In the late 1990s, so the Winger mythology continued, she tired of the fight, and stalked away from Hollywood (an impression exacerbated by the 2002 documentary Searching for Debra Winger, which was really about the dearth of female roles). But her absence wasn't about rejecting work; it was about spending more time with her sons: Noah, from her first marriage, to the actor Timothy Hutton; Gideon (Babe), from her current marriage, to the actor Arliss Howard; and Sam, Howard's son from a prior marriage.

"I'm not being a poster child for it, I just wanted to raise my kids," Winger says. "When I was working on location, no matter how much they were there with me, I don't know that I was there." She still worked intermittently – for example, her juicy turn as Anne Hathaway's mom in 2008's Rachel Getting Married. "I just didn't go full out for every role I could find. I never didn't like acting." She laughs again. "People would ask me, 'Where have you been?' Well, just not in the same place as you."

Winger turned 62 this week. Her youngest is in university. And she's diving back into work with "fresh feeling about everything," she says. "I'm in a good place. Every day is essential. That's how I've always lived, but I feel it anew.

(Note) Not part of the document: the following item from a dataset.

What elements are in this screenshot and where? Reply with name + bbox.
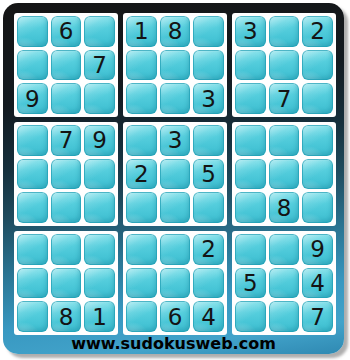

I'm excited to tell some real stories."

Her new film The Lovers, opening Friday, is as unvarnished as it gets. She and Tracy Letts play an unhappily married couple; each is having an affair and about to leave the other. But unexpectedly, something reawakens between them. Writer/director Azazel Jacobs wrote the script with Winger in mind – they'd been friends since 2011, when Winger saw his film Terri and was moved enough to send him a letter.

"I'm so grateful to address the confusing subject of how to make love stay," Winger says. "How do you do that? So many of us want a long relationship, yet have a love/hate relationship with that wanting. We fear becoming boring, turning into someone we don't want to be." She and Howard have been married 21 years. Letts recently wed the actress Carrie Coon. Jacobs came to set every day wearing a Clash T-shirt and a safety pin in his ear. It's a testament to his writing, Winger says, "that there's room in it for all our points of view."

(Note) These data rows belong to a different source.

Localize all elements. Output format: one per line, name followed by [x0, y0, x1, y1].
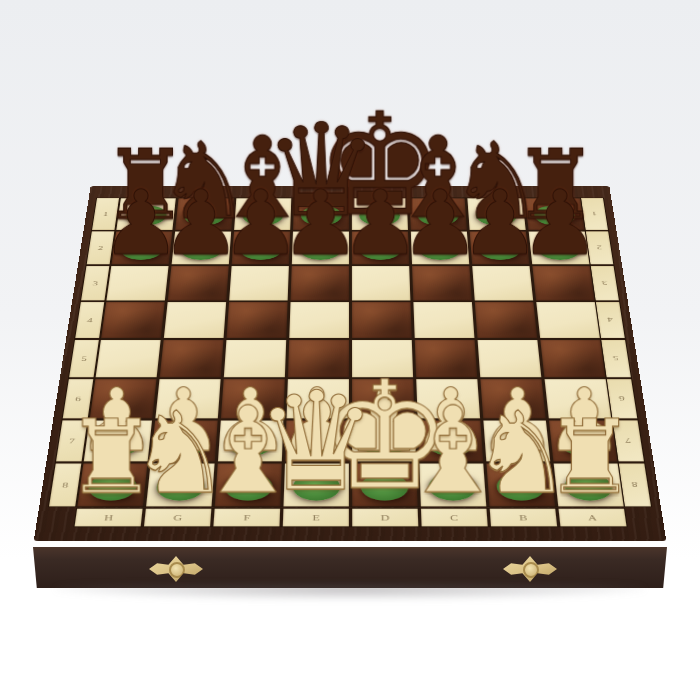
square — [106, 266, 168, 300]
board-front-edge — [33, 547, 667, 588]
file-label: G — [144, 509, 211, 527]
square — [164, 302, 226, 338]
board-squares: ♜♞♝♛♚♝♞♜♟♟♟♟♟♟♟♟♟♟♟♟♟♟♟♟♜♞♝♛♚♝♞♜ — [76, 198, 625, 508]
photo-background: { "game": "chess", "title": "Wooden fold… — [0, 0, 700, 700]
file-label: B — [490, 509, 557, 527]
chess-set-photo: 12345678 12345678 ♜♞♝♛♚♝♞♜♟♟♟♟♟♟♟♟♟♟♟♟♟♟… — [65, 61, 635, 631]
chess-board: 12345678 12345678 ♜♞♝♛♚♝♞♜♟♟♟♟♟♟♟♟♟♟♟♟♟♟… — [34, 186, 667, 540]
square — [532, 266, 594, 300]
clasp-ring-icon — [169, 562, 185, 578]
square — [227, 302, 288, 338]
square — [291, 266, 349, 300]
square: ♟ — [529, 231, 590, 264]
square — [536, 302, 600, 338]
drop-shadow — [55, 584, 645, 600]
square — [352, 266, 410, 300]
file-labels-bottom: HGFEDCBA — [73, 508, 627, 527]
square — [413, 302, 474, 338]
file-label: A — [559, 509, 627, 527]
clasp-ring-icon — [523, 562, 539, 578]
file-label: H — [75, 509, 143, 527]
brass-clasp-icon — [503, 556, 557, 582]
file-label: E — [283, 509, 349, 527]
file-label: D — [352, 509, 418, 527]
file-label: C — [421, 509, 488, 527]
white-rook: ♜ — [66, 407, 157, 509]
white-rook: ♜ — [544, 407, 635, 509]
square: ♜ — [77, 464, 147, 507]
file-label: F — [213, 509, 280, 527]
square — [472, 266, 533, 300]
brass-clasp-icon — [149, 556, 203, 582]
square: ♜ — [554, 464, 624, 507]
square — [352, 302, 412, 338]
square — [101, 302, 165, 338]
square — [412, 266, 472, 300]
black-pawn: ♟ — [520, 178, 600, 267]
square — [168, 266, 229, 300]
square — [475, 302, 537, 338]
square — [289, 302, 349, 338]
square — [229, 266, 289, 300]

The film also dovetails with the political, the missing middle class, she adds: "It's about people who are white-knuckling their lives because they can't afford the luxury of separating. They have jobs, not careers. They're trying to madly express themselves but they can't afford psychotherapy."

Winger thinks most contemporary films "miss the point" by not dealing with real lives. People chide her that films can be simply entertaining. "But that isn't my deal," she says. Lately, though, she's seeing "an opening for hard stories to be more palatable. Maybe because the news is so bad, maybe audiences are toughening up and are willing to work a little harder."

As far as making her own marriage last, "That falls under the broad category of, 'I don't know anything,'" Winger says. "Full disclosure, we would have been divorced four times if it was up to me. I'm a fleer. I would have tried to cut my losses. But Arliss decided, 'This is where I'm staying.' And each time when the feeling passed, God, was I grateful that he was standing there."

Two years ago, turning 60, Winger "prepared for a huge experience." She spent the birthday alone at her farm in upstate New York (she also lives in New York City), and had "an amazing experience of feeling totally enlivened by the fact that I'm here, relatively healthy. It amazed me that I made it." She snorts a little. "It wasn't exactly a new feeling, though. We women get our mortality sandwich long before 60.

"And I feel so many of the same things I felt at 29," she continues. "So many! I feel like a little kid. When I was a little kid I felt like an old person. I'm not afraid of aging. I don't love my face, so I own a few less mirrors. Soon I'll just have the one over the bathroom sink to make sure I don't have spinach in my teeth. But I'm forging ahead with the face I've got."

I ask if she's happy. "Oh, jeez, that's such a minefield," Winger replies. "I am, as much as I've ever been. I'm accused on a regular basis of being intense. But people's perception of 'happy' is strange to me. The days when I can really feel my life, it doesn't matter what I'm feeling: sad over a sick friend, angry about something, fighting for a better part. That fully engaged feeling is what I refer to as happy."

The hardest times in her younger years, Winger realizes now, were about "feeling all alone in the world, that nobody understood me. The longer I live, I really kind of see that we're [expletive] in this together. Not just me and the people I love, but the world. It's why people are in so much pain about our current political picture. They hate the divisiveness, the creating a chasm from a small separation."

For Winger, being intense means being in the moment – "in present tense," she says. "People say, 'Whoa, back off, there's time.' I don't feel that. I never have felt that. The only thing I know for sure is that there may not be another moment."